Is This Gas Company a Buy?
Waqar is a member of The Motley Fool Blog Network -- entries represent the personal opinion of the blogger and are not formally edited.
Based in New York, National Fuel Gas Company (NYSE: NFG) is comprised of four business segments; utilities, pipeline and storage, exploration and production, and energy marketing.
National Fuel Gas’ Earnings
On the Feb. 8, 2013, the company released its earnings for 1Q 2013. Earnings per share were up 11% to $0.81 from 1Q 2012.
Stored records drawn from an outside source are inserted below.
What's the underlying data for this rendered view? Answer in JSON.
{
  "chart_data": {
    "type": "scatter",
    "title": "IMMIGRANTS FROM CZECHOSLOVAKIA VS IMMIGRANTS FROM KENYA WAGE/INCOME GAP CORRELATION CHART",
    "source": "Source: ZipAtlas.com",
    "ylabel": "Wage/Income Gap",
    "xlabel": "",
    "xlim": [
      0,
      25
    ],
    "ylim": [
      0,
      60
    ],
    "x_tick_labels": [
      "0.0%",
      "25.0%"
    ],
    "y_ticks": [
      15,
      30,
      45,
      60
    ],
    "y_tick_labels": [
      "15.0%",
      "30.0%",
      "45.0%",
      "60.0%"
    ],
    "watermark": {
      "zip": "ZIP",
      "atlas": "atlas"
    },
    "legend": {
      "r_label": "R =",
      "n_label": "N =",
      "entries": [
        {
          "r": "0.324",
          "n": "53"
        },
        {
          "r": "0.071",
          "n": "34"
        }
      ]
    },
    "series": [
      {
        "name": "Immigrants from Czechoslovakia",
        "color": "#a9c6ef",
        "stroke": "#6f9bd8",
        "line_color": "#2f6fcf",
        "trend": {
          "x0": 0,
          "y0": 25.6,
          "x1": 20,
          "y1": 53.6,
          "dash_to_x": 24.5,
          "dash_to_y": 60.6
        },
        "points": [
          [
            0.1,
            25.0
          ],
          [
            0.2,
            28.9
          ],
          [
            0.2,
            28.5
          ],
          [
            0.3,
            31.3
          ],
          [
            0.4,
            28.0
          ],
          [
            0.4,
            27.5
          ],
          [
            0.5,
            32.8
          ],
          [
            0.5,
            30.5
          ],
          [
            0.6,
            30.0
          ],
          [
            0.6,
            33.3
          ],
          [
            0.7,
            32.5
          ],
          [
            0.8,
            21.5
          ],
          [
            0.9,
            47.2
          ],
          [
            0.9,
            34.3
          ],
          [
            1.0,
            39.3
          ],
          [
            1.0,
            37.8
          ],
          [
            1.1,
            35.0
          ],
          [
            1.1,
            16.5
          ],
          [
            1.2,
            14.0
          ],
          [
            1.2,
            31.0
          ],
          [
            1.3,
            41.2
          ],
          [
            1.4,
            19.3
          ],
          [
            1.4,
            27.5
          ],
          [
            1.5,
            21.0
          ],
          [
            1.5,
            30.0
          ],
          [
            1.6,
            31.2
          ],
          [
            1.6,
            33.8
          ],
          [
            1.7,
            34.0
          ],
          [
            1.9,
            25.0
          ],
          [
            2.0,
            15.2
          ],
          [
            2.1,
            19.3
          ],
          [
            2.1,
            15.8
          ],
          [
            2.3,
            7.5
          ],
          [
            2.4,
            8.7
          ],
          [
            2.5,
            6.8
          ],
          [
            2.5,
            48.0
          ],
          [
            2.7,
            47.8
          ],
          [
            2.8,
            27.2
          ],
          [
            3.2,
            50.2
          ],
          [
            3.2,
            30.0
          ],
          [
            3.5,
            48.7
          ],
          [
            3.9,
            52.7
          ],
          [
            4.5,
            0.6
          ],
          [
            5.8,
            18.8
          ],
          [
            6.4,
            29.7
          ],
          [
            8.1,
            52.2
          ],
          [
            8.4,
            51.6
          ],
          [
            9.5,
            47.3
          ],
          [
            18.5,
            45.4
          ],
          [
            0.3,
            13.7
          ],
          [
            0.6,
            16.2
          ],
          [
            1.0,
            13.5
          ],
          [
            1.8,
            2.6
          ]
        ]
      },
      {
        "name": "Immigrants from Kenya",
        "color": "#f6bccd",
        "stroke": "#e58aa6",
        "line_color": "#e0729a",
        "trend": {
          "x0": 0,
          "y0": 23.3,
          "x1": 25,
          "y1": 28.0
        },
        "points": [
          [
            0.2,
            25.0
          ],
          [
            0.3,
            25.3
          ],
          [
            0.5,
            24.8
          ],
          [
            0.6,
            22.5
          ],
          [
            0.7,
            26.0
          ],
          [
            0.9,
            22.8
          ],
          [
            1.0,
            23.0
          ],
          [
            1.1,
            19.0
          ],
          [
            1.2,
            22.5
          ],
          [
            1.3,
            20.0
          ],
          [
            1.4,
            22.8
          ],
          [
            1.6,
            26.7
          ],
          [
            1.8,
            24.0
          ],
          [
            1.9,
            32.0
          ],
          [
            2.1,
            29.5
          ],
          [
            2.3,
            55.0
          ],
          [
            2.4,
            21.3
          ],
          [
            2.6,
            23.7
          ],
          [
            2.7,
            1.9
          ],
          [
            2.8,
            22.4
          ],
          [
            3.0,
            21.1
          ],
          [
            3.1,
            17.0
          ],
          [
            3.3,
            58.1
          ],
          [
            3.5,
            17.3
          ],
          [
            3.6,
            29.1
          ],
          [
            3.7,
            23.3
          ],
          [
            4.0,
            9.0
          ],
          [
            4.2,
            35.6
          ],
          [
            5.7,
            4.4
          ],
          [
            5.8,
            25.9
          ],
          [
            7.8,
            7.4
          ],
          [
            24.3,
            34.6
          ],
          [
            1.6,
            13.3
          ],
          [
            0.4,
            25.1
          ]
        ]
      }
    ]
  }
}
The Pipeline and Storage segment had a strong quarter with the Tioga Extension project and Northern Access Projects. As a result, the company has been able to add 230 million cubic feet of more capacity per day. The Tioga Project that started its services at the end of 2011 was the major force behind the 70% increase in this segment. Moreover, the new Line N project will start adding 30 million cubic feet per day, plus $1.5 million revenues from November, 2013.
When compared to 1Q12 the utilities segment performed really well, thanks to lower costs and operational efficiencies. In the case of the E&P segment, production grew by 6.3%, thanks to Seneca’s drilling program in the Eastern Development Area. However, earnings declined by $0.04 per share as a result of low gas prices. Another reason was a $3.7 million termination charge related to a rig that the company idled last year. Hence, the company had to operate on a total of three rigs. The Lycoming County acreage in the Eastern Development Area continues to perform really well. Plus, most of the wells at PAD-M have started to contribute to sales. As a result, company has increased its guidance range from 102 Bcfe to 112 Bcfe, an increase of almost 30% from last year. TAccording to the company, the East Coalinga field is expected to mint significant revenues in the future, just like Midway Sunset. Having said this, the recent activities in California and Western Development Area continue to show a lot of promise for the future.
National Fuel Gas is trading at a forward P/E (1yr) of 20.29x and is yielding a dividend of 2.60%. It has a PEG of 2.23, and adding its dividend yield to its PEG gives us a PEGY of 1.75. Using an average forward P/E of 19x, I would value National Fuel Gas as follows:
As National Fuel Gas is expected to do better in the coming years, I would use high consensus estimates to value it. As a result I value it at $56.81; hence, it’s trading almost at its fair value.
Recently, AGL Resources (NYSE: GAS) released its earnings for 4Q 2012. The company reported earnings per share of $0.91, which decreased 3% from the same quarter last year. Gross margin was down 0.47% to 29.1% in the latest quarter. The core reason behind this weak performance was high operating costs. Though the company is yielding a healthy dividend of 4.70%, it won’t be easy for the company to grow its dividends in the future. Cash per share of $1.60 is far less than the dividend per share of $1.88. A current ratio of 0.80 shows that its liquidity position isn’t that strong. AGL Resources is currently trading at $40.28; a mean recommendation of 3.4 on the sell side clearly shows that it’s not an attractive buy. Hence, we don’t recommend buying it.
On the other hand, the American natural gas utilities company Sempra Energy (NYSE: SRE) is trading at a forward P/E (1yr) of 17.29 and has a dividend yield of 3.20%. It has a PEG of 2.62; adding its dividend yield in its PEG gives us a PEGY of 1.87. A mean recommendation of 2.2 on the sell side clearly shows that Sempra is one of the better buys in the gas utilities sector. Using our earnings multiple analysis, we value Sempra at $85.22; therefore, it is undervalued by almost 10%. Adding its dividend yield into this, we get to a total return of 13.20%. The bottom line is that I recommend buying Sempra Energy.
National Fuel Gas Company is all set to increase its production in the coming years, thanks to Line N Project, PAD-M, and the East Coalinga field. Furthermore, the company has plans of reactivating various idle wells in California in the years ahead. In Kansas, the company has further plans for Seneca operated well in the third quarter.
The bottom line is that in order to lower its production costs, National Fuel Gas is investing a lot on more cost efficient projects. In short, the company is expected to grow its operating profits to some degree in 2013 and 2014. However, with low gas prices in the country, generating substantial profits would still be difficult in the coming years. Hence, we remain neutral on National Fuel Gas in the short run.